Asian hornet populations construct two nests year. The spring is when the queens come out of hibernation and build their major nests. Workers construct supplementary nests when the original nests have reached an appropriate size.

Hornets construct secondary nests amid the foliage or high in tree canopies, which makes them frequently difficult to locate. Because of their papery appearance, the nests are hard to tell apart from leaves and branches.

The majority of hornet nests are found in the late fall after the trees have lost their foliage. By then, the subsequent generation of queens has given birth and is getting ready to hibernate for the winter. Around April, the nesting cycle starts up again. Asian hornets have the ability to continuously increase their range by 100 kilometers every year.

A CABI research that started in Switzerland in 2017 focused at tracking the yellow-legged hornet’s expansion. Along the Swiss-French border, in the canton of Jura, the species was originally discovered. Since then, it has extended deeper into Swiss territory.

In the Jura, the project team set up a long-term observation system in 2017. The goal was to ascertain how the invading hornet will affect the European hornet and several wasp species. To assess where in Switzerland the hornets may establish nests, the scientists created and applied climatic models.
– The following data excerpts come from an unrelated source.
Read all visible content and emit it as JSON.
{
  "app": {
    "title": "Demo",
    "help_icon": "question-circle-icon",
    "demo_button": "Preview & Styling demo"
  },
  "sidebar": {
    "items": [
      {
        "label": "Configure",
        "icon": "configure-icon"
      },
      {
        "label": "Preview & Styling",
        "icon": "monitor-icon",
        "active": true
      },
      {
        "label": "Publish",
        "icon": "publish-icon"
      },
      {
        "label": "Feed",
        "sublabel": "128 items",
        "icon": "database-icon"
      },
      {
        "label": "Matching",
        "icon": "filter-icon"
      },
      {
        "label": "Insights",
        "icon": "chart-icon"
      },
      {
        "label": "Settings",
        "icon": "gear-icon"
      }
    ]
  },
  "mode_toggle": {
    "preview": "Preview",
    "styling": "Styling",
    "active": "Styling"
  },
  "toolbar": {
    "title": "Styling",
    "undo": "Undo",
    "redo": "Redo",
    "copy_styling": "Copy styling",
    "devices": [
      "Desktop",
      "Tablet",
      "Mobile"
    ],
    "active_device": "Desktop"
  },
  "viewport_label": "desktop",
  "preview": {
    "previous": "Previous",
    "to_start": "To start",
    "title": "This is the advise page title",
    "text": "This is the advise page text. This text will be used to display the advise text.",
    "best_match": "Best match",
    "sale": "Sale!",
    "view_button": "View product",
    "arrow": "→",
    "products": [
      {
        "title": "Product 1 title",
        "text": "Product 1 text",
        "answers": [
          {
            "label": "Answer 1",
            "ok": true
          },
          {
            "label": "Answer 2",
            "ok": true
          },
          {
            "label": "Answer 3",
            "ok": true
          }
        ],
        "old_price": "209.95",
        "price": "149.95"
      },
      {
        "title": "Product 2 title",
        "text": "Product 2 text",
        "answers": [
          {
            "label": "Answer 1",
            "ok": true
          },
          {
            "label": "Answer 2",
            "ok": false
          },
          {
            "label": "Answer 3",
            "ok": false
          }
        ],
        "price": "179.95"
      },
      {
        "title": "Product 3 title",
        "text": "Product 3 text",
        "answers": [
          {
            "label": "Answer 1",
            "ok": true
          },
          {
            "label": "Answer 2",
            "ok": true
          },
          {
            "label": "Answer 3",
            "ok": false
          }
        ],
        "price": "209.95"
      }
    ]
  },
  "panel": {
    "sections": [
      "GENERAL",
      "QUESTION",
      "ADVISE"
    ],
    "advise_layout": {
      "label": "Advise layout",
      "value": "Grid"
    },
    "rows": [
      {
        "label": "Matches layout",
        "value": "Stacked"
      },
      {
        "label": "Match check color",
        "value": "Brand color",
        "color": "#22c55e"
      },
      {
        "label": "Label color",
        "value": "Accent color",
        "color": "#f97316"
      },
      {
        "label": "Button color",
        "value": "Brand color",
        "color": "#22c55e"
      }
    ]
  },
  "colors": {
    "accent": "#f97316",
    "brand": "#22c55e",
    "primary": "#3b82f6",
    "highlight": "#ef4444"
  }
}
Dr. Lukas Seehausen, the project’s principal investigator, used radio telemetry to effectively detect Asian hornet nests in 2020 and 2022. By placing small radio tags on hornets collected in front of bee hives, he was able to locate the nests. This made it possible for Seehausen to locate the hornets’ nesting place. With the aid of experienced tree climbers, Seehausen found the nests and destroyed them to stop their further spread.

An efficient way to find and get rid of Asian hornet nests is by employing this novel radio telemetry strategy. Both local ecosystems and bee populations will benefit from this. The method has enormous potential to manage invasive species and protect biodiversity in the long run.

Currently, Lukas leads training classes on how to use radio telemetry and triangulation to find yellow-legged hornet nests throughout Switzerland and neighboring countries. By assisting more individuals in finding nests, these seminars can lessen the negative effects that this invasive species has on honey bees and other pollinators.